A causa do sensível aumento desse mal são as preocupações com o dinheiro e com o trabalho, mencionadas por três em cada quatro americanos, segundo o relatório da APA (Associação Americana de Psicologia).
"O estresse nos Estados Unidos continua aumentando e está afetando todos os aspectos da vida das pessoas, desde o trabalho até suas relações pessoais, passando pelos hábitos de dormir ou de alimentação, assim como a saúde", disse em uma entrevista coletiva o psicólogo Russ Newman, diretor executivo da APA.
Pelo menos 48% consideram que seu estresse aumentou nos últimos cinco anos.
A crise de moradia e a angústia de não poder pagar o aluguel ou as prestações do empréstimo bancário são uma causa de tensão para 51% dos entrevistados.

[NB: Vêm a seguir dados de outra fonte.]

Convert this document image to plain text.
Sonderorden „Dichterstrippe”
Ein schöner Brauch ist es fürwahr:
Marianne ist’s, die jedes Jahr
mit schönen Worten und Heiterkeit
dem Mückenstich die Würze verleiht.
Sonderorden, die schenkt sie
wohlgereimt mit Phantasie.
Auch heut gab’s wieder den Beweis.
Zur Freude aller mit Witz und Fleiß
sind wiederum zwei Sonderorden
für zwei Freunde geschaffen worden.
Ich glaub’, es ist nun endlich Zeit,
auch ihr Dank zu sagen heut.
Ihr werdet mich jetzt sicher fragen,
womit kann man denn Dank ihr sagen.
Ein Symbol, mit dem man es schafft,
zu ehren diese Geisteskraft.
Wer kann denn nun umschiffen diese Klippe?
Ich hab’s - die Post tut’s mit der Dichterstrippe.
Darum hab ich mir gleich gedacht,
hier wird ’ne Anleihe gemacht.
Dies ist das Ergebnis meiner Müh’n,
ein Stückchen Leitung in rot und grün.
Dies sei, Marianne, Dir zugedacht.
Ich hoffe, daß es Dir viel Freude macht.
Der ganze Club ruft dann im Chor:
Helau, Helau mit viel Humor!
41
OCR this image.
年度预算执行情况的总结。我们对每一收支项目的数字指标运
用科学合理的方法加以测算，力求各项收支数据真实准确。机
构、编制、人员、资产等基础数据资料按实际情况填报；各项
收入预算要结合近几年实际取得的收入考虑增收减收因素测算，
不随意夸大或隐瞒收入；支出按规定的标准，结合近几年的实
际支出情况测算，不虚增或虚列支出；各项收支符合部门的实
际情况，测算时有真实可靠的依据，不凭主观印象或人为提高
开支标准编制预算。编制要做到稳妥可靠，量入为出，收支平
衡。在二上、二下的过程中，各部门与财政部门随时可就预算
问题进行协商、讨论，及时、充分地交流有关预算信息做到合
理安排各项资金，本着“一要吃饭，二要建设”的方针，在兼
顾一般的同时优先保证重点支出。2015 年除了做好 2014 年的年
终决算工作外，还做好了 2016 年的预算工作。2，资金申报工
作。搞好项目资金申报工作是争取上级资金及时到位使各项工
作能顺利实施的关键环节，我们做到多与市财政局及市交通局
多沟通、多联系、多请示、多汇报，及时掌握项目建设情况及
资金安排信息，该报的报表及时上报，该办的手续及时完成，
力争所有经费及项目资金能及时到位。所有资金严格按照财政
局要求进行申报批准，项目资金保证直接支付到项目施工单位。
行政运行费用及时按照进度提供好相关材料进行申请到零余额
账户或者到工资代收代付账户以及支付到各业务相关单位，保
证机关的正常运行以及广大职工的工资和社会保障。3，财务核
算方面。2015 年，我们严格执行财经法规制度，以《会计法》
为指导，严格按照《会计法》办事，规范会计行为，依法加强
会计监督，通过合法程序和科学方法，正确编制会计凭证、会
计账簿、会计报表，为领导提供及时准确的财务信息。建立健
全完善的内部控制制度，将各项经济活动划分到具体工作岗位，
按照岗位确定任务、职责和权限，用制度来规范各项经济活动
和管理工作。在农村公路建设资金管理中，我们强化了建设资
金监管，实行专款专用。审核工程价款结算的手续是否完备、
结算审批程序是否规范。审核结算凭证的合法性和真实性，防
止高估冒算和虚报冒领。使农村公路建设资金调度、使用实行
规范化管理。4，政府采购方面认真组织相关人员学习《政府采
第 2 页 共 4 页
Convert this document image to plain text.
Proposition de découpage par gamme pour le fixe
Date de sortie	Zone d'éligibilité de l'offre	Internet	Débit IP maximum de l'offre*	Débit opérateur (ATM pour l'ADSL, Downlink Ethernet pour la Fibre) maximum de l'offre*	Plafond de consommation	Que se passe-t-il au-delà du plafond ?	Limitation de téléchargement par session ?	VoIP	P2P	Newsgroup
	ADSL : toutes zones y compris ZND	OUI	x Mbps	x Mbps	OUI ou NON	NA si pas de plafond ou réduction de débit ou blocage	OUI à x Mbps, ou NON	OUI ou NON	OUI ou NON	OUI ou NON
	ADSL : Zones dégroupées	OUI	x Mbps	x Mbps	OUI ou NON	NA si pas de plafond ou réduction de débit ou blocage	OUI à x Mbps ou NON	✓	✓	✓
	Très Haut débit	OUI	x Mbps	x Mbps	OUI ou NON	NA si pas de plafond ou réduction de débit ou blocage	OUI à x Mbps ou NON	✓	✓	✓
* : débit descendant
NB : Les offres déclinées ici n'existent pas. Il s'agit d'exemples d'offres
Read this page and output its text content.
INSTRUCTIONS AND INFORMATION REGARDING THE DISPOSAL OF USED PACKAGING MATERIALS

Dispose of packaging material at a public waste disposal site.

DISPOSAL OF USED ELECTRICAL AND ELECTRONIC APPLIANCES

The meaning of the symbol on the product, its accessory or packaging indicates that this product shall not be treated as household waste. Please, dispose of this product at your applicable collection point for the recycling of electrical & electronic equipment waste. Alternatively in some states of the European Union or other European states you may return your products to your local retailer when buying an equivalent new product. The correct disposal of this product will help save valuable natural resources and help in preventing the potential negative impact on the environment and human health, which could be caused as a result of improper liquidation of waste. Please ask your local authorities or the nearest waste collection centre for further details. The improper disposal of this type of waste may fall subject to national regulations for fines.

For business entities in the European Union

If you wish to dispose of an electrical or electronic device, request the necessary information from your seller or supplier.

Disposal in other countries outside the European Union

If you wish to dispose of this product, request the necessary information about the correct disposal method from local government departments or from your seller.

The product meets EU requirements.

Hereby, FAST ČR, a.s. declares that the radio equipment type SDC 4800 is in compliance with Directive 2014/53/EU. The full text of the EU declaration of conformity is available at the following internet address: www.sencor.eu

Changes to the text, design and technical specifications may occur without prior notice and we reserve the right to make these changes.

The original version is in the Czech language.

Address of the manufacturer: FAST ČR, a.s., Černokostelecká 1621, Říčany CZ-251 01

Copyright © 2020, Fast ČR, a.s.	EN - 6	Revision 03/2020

Segundo o informe, metade da população considera que o estresse está tendo um impacto negativo tanto em sua vida pessoal quanto profissional.
Conseqüências
Um em cada três americanos (31%) tem dificuldades para encarar responsabilidades familiares e profissionais, e 35% consideram que o estresse gerado no trabalho incide negativamente sobre sua vida pessoal ou familiar.
"Sabemos que o estresse é um fato da vida e, em certa medida, pode ter um impacto positivo, mas nos níveis elevados de que sofrem muitos americanos, pode ter conseqüências em longo prazo, como fadiga, obesidade ou doenças cardíacas", comentou Newman.
O estudo foi realizado entre 30 de agosto e 11 de setembro com 1.848 adultos.